Pro Perspectives 7/25/19

July 25, 2019

We heard from the ECB this morning.  Draghi was expected to step up his "ready to act" rhetoric, but was unlikely to do anything.  That was the case.

As we discussed yesterday, an official change in policy direction by the Fed next week (cutting rates, a three year rate hiking campaign), should be enough to ease the pressure on the global economy, without requiring a move by the ECB and more stimulus from the BOJ. 

Let's talk about earnings and tomorrow's GDP report. 

The theme of the year has been concern about the slowing economy.  While it hasn't reflected much in the data, the fear has been driven by the prospects of eroding global confidence

The first place that tends to show up is in financial markets.  We saw it late last year, as U.S. and global stocks plunged.  

But if we look at how the consumer has done through the first half of 2019, there are no signs of a loss of confidence.  The consumer discretionary sector is up 25% year-to-date, outperforming the broader market (which is up 20%). 

Earnings have continued to beat expectations in consumer related businesses.  We saw it early in the earnings seasons in Q1 and Q2, from the performance of the consumer businesses within the big banks.  Today, Starbucks gave us another barometer on the consumer (a beat on earnings, with 26% year-over-year earnings growth).  Expedia, the online travel booking site beat on earnings, with 9% growth in booking revenue from the same period a year ago.  

Why has the consumer held in strong this year, in the face of a confidence shock to end 2018? 

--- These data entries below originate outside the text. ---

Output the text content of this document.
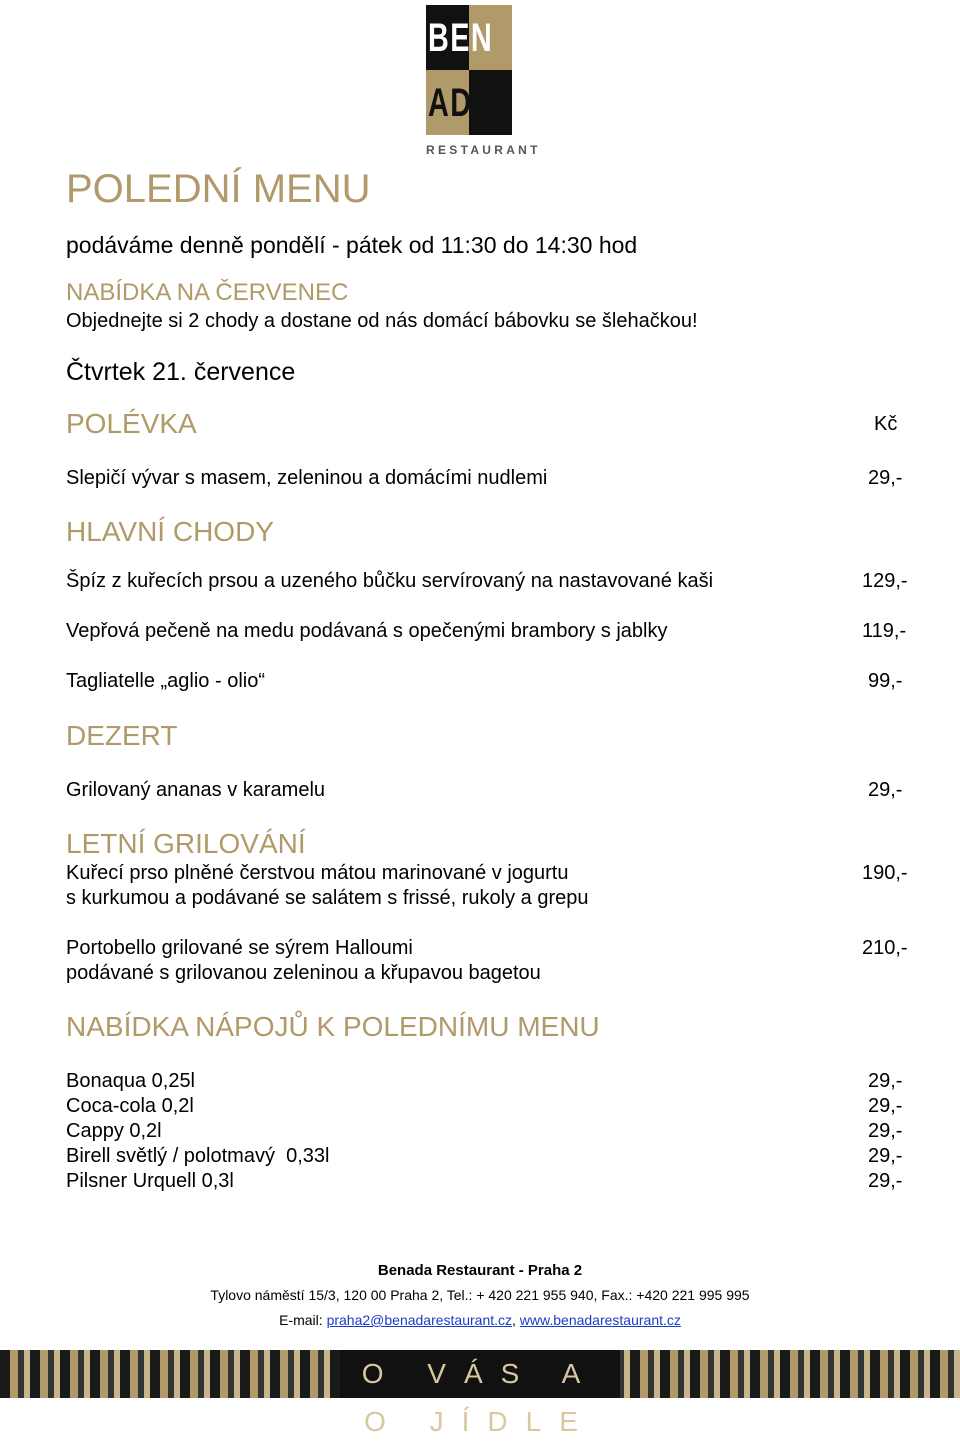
BEN
ADA
RESTAURANT
POLEDNÍ MENU
podáváme denně pondělí - pátek od 11:30 do 14:30 hod
NABÍDKA NA ČERVENEC
Objednejte si 2 chody a dostane od nás domácí bábovku se šlehačkou!
Čtvrtek 21. července
POLÉVKA	Kč
Slepičí vývar s masem, zeleninou a domácími nudlemi	29,-
HLAVNÍ CHODY
Špíz z kuřecích prsou a uzeného bůčku servírovaný na nastavované kaši	129,-
Vepřová pečeně na medu podávaná s opečenými brambory s jablky	119,-
Tagliatelle „aglio - olio“	99,-
DEZERT
Grilovaný ananas v karamelu	29,-
LETNÍ GRILOVÁNÍ
Kuřecí prso plněné čerstvou mátou marinované v jogurtu	190,-
s kurkumou a podávané se salátem s frissé, rukoly a grepu
Portobello grilované se sýrem Halloumi	210,-
podávané s grilovanou zeleninou a křupavou bagetou
NABÍDKA NÁPOJŮ K POLEDNÍMU MENU
Bonaqua 0,25l	29,-
Coca-cola 0,2l	29,-
Cappy 0,2l	29,-
Birell světlý / polotmavý  0,33l	29,-
Pilsner Urquell 0,3l	29,-
Benada Restaurant - Praha 2
Tylovo náměstí 15/3, 120 00 Praha 2, Tel.: + 420 221 955 940, Fax.: +420 221 995 995
E-mail: praha2@benadarestaurant.cz, www.benadarestaurant.cz
O VÁS A O JÍDLE
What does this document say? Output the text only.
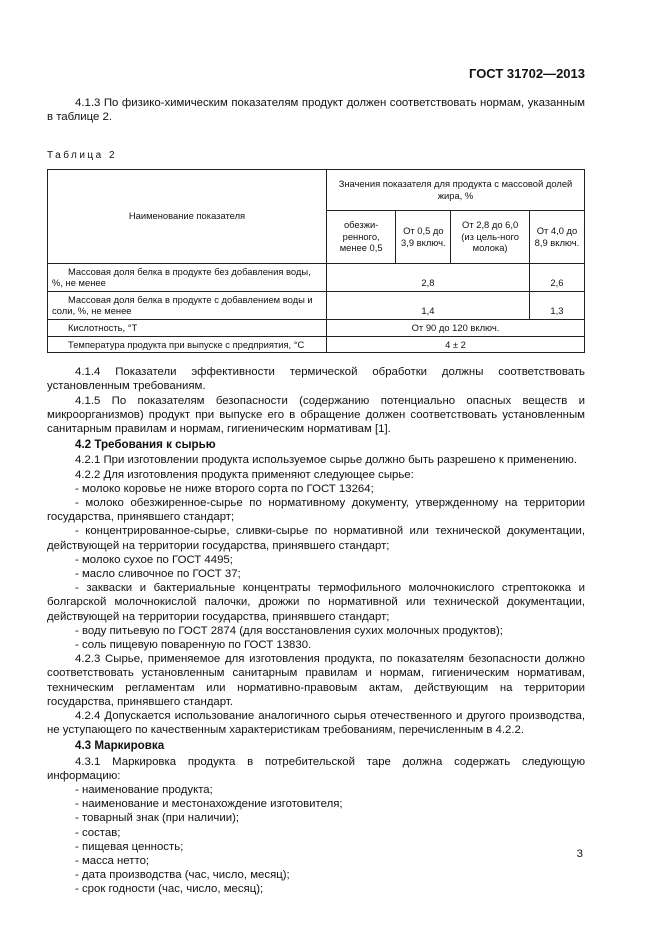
ГОСТ 31702—2013

4.1.3 По физико-химическим показателям продукт должен соответствовать нормам, указанным в таблице 2.

Таблица 2
Наименование показателя	Значения показателя для продукта с массовой долей жира, %			
	обезжи-ренного, менее 0,5	От 0,5 до 3,9 включ.	От 2,8 до 6,0 (из цель-ного молока)	От 4,0 до 8,9 включ.
Массовая доля белка в продукте без добавления воды, %, не менее	2,8			2,6
Массовая доля белка в продукте с добавлением воды и соли, %, не менее	1,4			1,3
Кислотность, °Т	От 90 до 120 включ.			
Температура продукта при выпуске с предприятия, °С	4 ± 2			

4.1.4 Показатели эффективности термической обработки должны соответствовать установленным требованиям.

4.1.5 По показателям безопасности (содержанию потенциально опасных веществ и микроорганизмов) продукт при выпуске его в обращение должен соответствовать установленным санитарным правилам и нормам, гигиеническим нормативам [1].

4.2 Требования к сырью

4.2.1 При изготовлении продукта используемое сырье должно быть разрешено к применению.

4.2.2 Для изготовления продукта применяют следующее сырье:

- молоко коровье не ниже второго сорта по ГОСТ 13264;

- молоко обезжиренное-сырье по нормативному документу, утвержденному на территории государства, принявшего стандарт;

- концентрированное-сырье, сливки-сырье по нормативной или технической документации, действующей на территории государства, принявшего стандарт;

- молоко сухое по ГОСТ 4495;

- масло сливочное по ГОСТ 37;

- закваски и бактериальные концентраты термофильного молочнокислого стрептококка и болгарской молочнокислой палочки, дрожжи по нормативной или технической документации, действующей на территории государства, принявшего стандарт;

- воду питьевую по ГОСТ 2874 (для восстановления сухих молочных продуктов);

- соль пищевую поваренную по ГОСТ 13830.

4.2.3 Сырье, применяемое для изготовления продукта, по показателям безопасности должно соответствовать установленным санитарным правилам и нормам, гигиеническим нормативам, техническим регламентам или нормативно-правовым актам, действующим на территории государства, принявшего стандарт.

4.2.4 Допускается использование аналогичного сырья отечественного и другого производства, не уступающего по качественным характеристикам требованиям, перечисленным в 4.2.2.

4.3 Маркировка

4.3.1 Маркировка продукта в потребительской таре должна содержать следующую информацию:

- наименование продукта;

- наименование и местонахождение изготовителя;

- товарный знак (при наличии);

- состав;

- пищевая ценность;

- масса нетто;

- дата производства (час, число, месяц);

- срок годности (час, число, месяц);

3
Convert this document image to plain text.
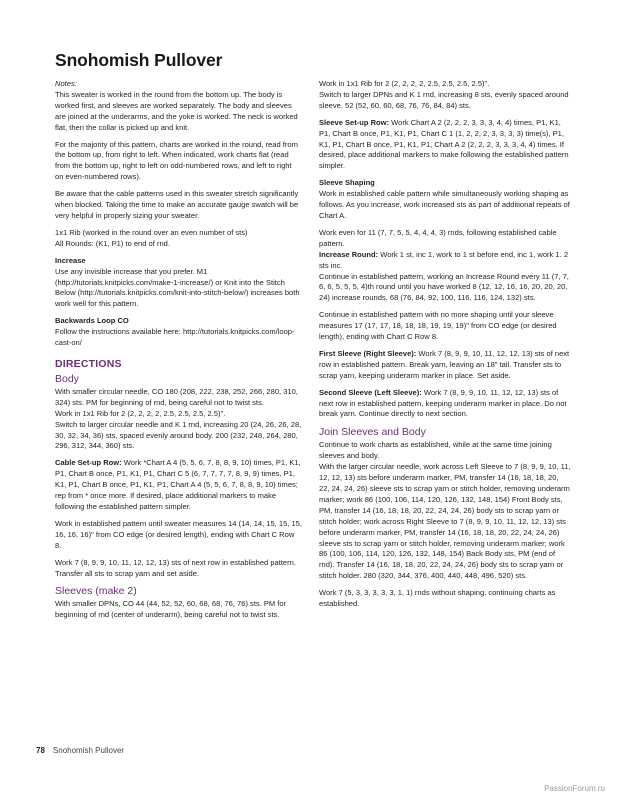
Snohomish Pullover

Notes:

This sweater is worked in the round from the bottom up. The body is worked first, and sleeves are worked separately. The body and sleeves are joined at the underarms, and the yoke is worked. The neck is worked flat, then the collar is picked up and knit.

For the majority of this pattern, charts are worked in the round, read from the bottom up, from right to left. When indicated, work charts flat (read from the bottom up, right to left on odd-numbered rows, and left to right on even-numbered rows).

Be aware that the cable patterns used in this sweater stretch significantly when blocked. Taking the time to make an accurate gauge swatch will be very helpful in properly sizing your sweater.

1x1 Rib (worked in the round over an even number of sts)

All Rounds: (K1, P1) to end of rnd.

Increase

Use any invisible increase that you prefer. M1 (http://tutorials.knitpicks.com/make-1-increase/) or Knit into the Stitch Below (http://tutorials.knitpicks.com/knit-into-stitch-below/) increases both work well for this pattern.

Backwards Loop CO

Follow the instructions available here: http://tutorials.knitpicks.com/loop-cast-on/

DIRECTIONS
Body

With smaller circular needle, CO 180 (208, 222, 238, 252, 266, 280, 310, 324) sts. PM for beginning of rnd, being careful not to twist sts.

Work in 1x1 Rib for 2 (2, 2, 2, 2, 2.5, 2.5, 2.5, 2.5)".

Switch to larger circular needle and K 1 rnd, increasing 20 (24, 26, 26, 28, 30, 32, 34, 36) sts, spaced evenly around body. 200 (232, 248, 264, 280, 296, 312, 344, 360) sts.

Cable Set-up Row: Work *Chart A 4 (5, 5, 6, 7, 8, 8, 9, 10) times, P1, K1, P1, Chart B once, P1, K1, P1, Chart C 5 (6, 7, 7, 7, 7, 8, 9, 9) times, P1, K1, P1, Chart B once, P1, K1, P1, Chart A 4 (5, 5, 6, 7, 8, 8, 9, 10) times; rep from * once more. If desired, place additional markers to make following the established pattern simpler.

Work in established pattern until sweater measures 14 (14, 14, 15, 15, 15, 16, 16, 16)" from CO edge (or desired length), ending with Chart C Row 8.

Work 7 (8, 9, 9, 10, 11, 12, 12, 13) sts of next row in established pattern. Transfer all sts to scrap yarn and set aside.

Sleeves (make 2)

With smaller DPNs, CO 44 (44, 52, 52, 60, 68, 68, 76, 76) sts. PM for beginning of rnd (center of underarm), being careful not to twist sts.

Work in 1x1 Rib for 2 (2, 2, 2, 2, 2.5, 2.5, 2.5, 2.5)".

Switch to larger DPNs and K 1 rnd, increasing 8 sts, evenly spaced around sleeve. 52 (52, 60, 60, 68, 76, 76, 84, 84) sts.

Sleeve Set-up Row: Work Chart A 2 (2, 2, 2, 3, 3, 3, 4, 4) times, P1, K1, P1, Chart B once, P1, K1, P1, Chart C 1 (1, 2, 2, 2, 3, 3, 3, 3) time(s), P1, K1, P1, Chart B once, P1, K1, P1, Chart A 2 (2, 2, 2, 3, 3, 3, 4, 4) times. If desired, place additional markers to make following the established pattern simpler.

Sleeve Shaping

Work in established cable pattern while simultaneously working shaping as follows. As you increase, work increased sts as part of additional repeats of Chart A.

Work even for 11 (7, 7, 5, 5, 4, 4, 4, 3) rnds, following established cable pattern.

Increase Round: Work 1 st, inc 1, work to 1 st before end, inc 1, work 1. 2 sts inc.

Continue in established pattern, working an Increase Round every 11 (7, 7, 6, 6, 5, 5, 5, 4)th round until you have worked 8 (12, 12, 16, 16, 20, 20, 20, 24) increase rounds. 68 (76, 84, 92, 100, 116, 116, 124, 132) sts.

Continue in established pattern with no more shaping until your sleeve measures 17 (17, 17, 18, 18, 18, 19, 19, 19)" from CO edge (or desired length), ending with Chart C Row 8.

First Sleeve (Right Sleeve): Work 7 (8, 9, 9, 10, 11, 12, 12, 13) sts of next row in established pattern. Break yarn, leaving an 18" tail. Transfer sts to scrap yarn, keeping underarm marker in place. Set aside.

Second Sleeve (Left Sleeve): Work 7 (8, 9, 9, 10, 11, 12, 12, 13) sts of next row in established pattern, keeping underarm marker in place. Do not break yarn. Continue directly to next section.

Join Sleeves and Body

Continue to work charts as established, while at the same time joining sleeves and body.

With the larger circular needle, work across Left Sleeve to 7 (8, 9, 9, 10, 11, 12, 12, 13) sts before underarm marker, PM, transfer 14 (16, 18, 18, 20, 22, 24, 24, 26) sleeve sts to scrap yarn or stitch holder, removing underarm marker; work 86 (100, 106, 114, 120, 126, 132, 148, 154) Front Body sts, PM, transfer 14 (16, 18, 18, 20, 22, 24, 24, 26) body sts to scrap yarn or stitch holder; work across Right Sleeve to 7 (8, 9, 9, 10, 11, 12, 12, 13) sts before underarm marker, PM, transfer 14 (16, 18, 18, 20, 22, 24, 24, 26) sleeve sts to scrap yarn or stitch holder, removing underarm marker; work 86 (100, 106, 114, 120, 126, 132, 148, 154) Back Body sts, PM (end of rnd). Transfer 14 (16, 18, 18, 20, 22, 24, 24, 26) body sts to scrap yarn or stitch holder. 280 (320, 344, 376, 400, 440, 448, 496, 520) sts.

Work 7 (5, 3, 3, 3, 3, 3, 1, 1) rnds without shaping, continuing charts as established.

78 Snohomish Pullover
PassionForum.ru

The Fed (and global central banks) answered the call.  The did what they've done for the past decade — promising to do whatever it takes to keep the economy moving forward, and to avert any economic shocks.  That's enough to keep people spending and investing.  But a trade deal will be needed (soon) to keep it going.
We get the first look at Q2 GDP tomorrow morning.  The Atlanta Fed model is looking for just 1.3% growth in the quarter.  With consumption contributing 70% of that reading, this GDP number looks setup for a positive surprise.